Opposition had a messaging problem.
The opposition campaign didn’t begin in earnest until early fall.
“The narrative about this measure had been set well before the opposition got organized, and by then they were just trying to claw back what they had lost,” says pollster John Horvick.
Opponents may have expected the proposal to fail without much pushback, as reform attempts had done in the past. Perhaps they were waiting for the outcome of the Portland Business Alliance’s ballot title challenge, a Hail Mary attempt to stop the measure that ultimately proved unsuccessful.
Once the campaign finally got underway, it had a messaging problem.
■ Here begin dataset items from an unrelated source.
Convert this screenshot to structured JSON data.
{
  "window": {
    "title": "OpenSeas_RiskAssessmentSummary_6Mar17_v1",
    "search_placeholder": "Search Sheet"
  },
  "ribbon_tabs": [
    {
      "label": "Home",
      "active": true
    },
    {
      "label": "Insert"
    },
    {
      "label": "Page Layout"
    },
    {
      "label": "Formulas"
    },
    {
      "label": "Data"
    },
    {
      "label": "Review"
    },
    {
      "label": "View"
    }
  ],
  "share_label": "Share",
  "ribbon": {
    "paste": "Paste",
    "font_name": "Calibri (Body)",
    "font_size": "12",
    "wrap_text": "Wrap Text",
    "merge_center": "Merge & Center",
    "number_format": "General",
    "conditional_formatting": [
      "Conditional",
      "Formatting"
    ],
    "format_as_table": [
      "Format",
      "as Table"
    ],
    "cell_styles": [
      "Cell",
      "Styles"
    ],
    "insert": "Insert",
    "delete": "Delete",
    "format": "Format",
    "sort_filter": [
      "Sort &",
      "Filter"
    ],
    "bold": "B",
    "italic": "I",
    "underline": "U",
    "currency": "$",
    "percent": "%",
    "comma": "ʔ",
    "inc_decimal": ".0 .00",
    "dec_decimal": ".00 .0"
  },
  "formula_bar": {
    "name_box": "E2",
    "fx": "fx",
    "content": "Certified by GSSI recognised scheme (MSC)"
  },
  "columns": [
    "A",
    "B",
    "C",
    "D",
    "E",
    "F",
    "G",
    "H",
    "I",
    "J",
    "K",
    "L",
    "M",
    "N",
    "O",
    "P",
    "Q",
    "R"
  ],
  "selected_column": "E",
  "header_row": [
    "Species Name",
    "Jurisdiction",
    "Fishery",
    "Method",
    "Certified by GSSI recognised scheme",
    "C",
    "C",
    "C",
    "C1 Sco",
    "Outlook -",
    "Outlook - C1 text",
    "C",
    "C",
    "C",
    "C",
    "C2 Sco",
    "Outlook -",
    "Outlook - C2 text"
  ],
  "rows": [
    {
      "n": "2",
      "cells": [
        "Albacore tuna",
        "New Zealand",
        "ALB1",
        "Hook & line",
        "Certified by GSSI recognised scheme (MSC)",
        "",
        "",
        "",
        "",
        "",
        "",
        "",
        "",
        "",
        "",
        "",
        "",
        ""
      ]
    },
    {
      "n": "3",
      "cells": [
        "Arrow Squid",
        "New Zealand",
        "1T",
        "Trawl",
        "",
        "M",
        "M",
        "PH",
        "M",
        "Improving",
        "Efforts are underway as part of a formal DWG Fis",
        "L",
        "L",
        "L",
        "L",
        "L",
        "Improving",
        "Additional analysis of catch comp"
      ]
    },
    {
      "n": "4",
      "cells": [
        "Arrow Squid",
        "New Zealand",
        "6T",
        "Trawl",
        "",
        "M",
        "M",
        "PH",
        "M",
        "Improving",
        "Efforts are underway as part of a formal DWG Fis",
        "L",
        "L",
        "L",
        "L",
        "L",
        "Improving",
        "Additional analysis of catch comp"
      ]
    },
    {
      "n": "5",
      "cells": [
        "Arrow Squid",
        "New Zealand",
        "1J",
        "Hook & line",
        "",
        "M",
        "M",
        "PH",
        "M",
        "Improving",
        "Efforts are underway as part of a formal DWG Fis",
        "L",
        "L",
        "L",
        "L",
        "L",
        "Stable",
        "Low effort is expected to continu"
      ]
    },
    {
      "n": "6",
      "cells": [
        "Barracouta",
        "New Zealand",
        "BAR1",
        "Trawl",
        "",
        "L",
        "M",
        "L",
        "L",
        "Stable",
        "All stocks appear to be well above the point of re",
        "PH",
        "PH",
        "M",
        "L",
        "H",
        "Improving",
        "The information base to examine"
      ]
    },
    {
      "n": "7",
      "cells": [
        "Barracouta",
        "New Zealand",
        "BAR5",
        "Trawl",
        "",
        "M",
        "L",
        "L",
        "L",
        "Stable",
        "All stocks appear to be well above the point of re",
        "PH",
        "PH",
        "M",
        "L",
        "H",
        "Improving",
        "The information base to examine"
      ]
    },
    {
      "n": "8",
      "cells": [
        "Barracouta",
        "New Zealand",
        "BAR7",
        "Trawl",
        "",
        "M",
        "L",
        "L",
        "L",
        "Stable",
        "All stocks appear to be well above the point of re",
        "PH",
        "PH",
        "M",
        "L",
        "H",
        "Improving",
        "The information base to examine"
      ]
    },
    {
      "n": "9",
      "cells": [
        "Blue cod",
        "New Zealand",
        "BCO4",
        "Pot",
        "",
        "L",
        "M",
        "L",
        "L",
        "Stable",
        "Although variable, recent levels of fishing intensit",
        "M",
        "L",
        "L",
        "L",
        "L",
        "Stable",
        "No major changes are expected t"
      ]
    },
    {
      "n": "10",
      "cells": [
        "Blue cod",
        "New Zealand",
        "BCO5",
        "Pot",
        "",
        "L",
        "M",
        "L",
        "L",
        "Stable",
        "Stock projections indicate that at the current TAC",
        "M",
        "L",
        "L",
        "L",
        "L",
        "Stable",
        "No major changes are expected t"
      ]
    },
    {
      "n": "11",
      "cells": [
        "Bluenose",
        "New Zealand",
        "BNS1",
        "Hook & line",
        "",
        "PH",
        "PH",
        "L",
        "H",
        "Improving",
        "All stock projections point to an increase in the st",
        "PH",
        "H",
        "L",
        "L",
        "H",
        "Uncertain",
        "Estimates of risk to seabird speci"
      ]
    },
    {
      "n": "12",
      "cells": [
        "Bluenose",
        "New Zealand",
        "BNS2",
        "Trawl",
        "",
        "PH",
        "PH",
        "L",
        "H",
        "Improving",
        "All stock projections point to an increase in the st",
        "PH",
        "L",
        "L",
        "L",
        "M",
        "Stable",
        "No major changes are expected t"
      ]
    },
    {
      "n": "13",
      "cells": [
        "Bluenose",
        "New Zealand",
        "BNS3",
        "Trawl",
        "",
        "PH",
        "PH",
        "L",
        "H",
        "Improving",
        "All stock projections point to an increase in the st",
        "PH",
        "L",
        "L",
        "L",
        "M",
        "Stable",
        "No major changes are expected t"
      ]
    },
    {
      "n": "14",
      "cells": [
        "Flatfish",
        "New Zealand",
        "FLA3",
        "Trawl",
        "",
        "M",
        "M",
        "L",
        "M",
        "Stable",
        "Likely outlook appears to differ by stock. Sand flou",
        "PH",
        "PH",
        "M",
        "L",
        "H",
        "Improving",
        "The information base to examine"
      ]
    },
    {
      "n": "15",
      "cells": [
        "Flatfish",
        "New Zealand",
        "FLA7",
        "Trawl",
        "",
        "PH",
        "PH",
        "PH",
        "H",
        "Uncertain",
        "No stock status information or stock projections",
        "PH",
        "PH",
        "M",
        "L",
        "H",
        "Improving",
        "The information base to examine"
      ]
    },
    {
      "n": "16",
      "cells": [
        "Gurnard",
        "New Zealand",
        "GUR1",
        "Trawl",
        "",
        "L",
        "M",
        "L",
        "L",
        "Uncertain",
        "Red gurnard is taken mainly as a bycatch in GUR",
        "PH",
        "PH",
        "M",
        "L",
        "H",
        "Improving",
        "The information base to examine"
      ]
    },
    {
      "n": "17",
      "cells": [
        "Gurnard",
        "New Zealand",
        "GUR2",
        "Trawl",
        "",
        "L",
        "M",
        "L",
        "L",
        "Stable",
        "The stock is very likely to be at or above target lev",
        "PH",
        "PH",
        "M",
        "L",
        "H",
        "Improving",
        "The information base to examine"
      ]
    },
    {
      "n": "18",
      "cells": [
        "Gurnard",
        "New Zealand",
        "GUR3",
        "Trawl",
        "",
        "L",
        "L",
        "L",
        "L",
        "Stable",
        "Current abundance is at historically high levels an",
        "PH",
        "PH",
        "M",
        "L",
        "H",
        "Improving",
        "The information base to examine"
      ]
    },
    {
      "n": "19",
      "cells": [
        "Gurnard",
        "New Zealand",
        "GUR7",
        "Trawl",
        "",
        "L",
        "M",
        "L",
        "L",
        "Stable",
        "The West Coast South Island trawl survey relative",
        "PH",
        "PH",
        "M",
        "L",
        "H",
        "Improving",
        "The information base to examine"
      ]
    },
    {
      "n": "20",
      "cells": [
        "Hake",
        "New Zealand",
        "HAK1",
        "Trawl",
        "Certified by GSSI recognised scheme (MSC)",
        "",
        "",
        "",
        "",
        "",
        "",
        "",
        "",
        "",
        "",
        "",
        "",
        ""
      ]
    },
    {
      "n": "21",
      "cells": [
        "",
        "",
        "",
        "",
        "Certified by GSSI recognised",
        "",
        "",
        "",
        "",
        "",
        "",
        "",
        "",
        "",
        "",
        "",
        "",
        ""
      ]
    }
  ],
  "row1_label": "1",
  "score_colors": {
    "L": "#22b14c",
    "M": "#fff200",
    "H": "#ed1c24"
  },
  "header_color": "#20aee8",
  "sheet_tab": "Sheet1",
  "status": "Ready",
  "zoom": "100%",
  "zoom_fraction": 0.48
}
Because the opposition wasn’t actually against charter reform. Their beef was only with specific aspects of the proposal, like the lack of a mayoral veto and the plan for multi-member districts.
The no-campaign’s ambivalence was captured in its slogan ‘Vote no for a better yes’, an allusion to city commissioner Mingus Mapps’ alternative charter reform proposal, which he vowed to introduce if the Charter Commission’s measure failed.
Tim Nesbitt, an organizer of multiple successful ballot measures, says promoting an alternative measure can be effective – if voters can vote for it. Mapps’ alternative plan wasn’t on the ballot, and there was no guarantee that it would be in 2023.
“Compared to other no-campaigns, this one was super polite and kind of wonky,” Nesbitt says.
“If you're running a no-campaign, you expose the weakness and the failings of a measure and just hammer away at it. That never happened here.”
Opinions may not be fixed.
There was no magic bullet.
Charter reform didn’t pass because of one specific reason.
A confluence of factors created a perfect storm, and the Charter Commission was in the right place, at the right time – with a solution that enough voters thought was the right one.
“I doubt opinions about this are fixed,” says pollster John Horvick.
“Voters will continue to learn about what this measure means going forward. Opinions may change in the months or years ahead.”
Charter commissioner Robin Ye hopes reform will lead to a healthier body politic in the Rose City.
“If you ask anybody, they know what the problems are. This system opens possibilities to solve those problems. Now it’s up to Portlanders to decide what to do with those possibilities.”
What a year it’s been.
Thank you for being a Rose City Reform reader in 2022.
The newsletter will be back next year with in-depth analysis, interviews and some surprise content along the way.
Happy holidays and see you in 2023!
While diversity may be a positive factor when it comes to food, art or music, it is not a given that diversity is a positive trait of government. What I see happening to Portland is something that I have seen taken place in many organizations that I have been a part of, inaction due to the dilution of responsibility. With so many voices demanding input into policy-making, what will happen is no one shoulders responsibility. Shared blame and finger-pointing will be the backdrop for lack of progress.
The founding fathers were prescient in making our nation's govt to be a republic instead of a democracy. The idea is to elect a few capable people to make the tough decisions, instead of lack of consensus and exigent decisions based on the loudest voice.
Also, rank-choice voting is just a polished turd. Flaky loser candidates lose for a reason, and it's not fair to just have their supporters' votes be redistributed to other candidates, while everyone else is deprived a similar opportunity to cast a reconsidered vote. A long string of "flakes" can defeat the top sensible candidate after repeated rounds of vote redistribution.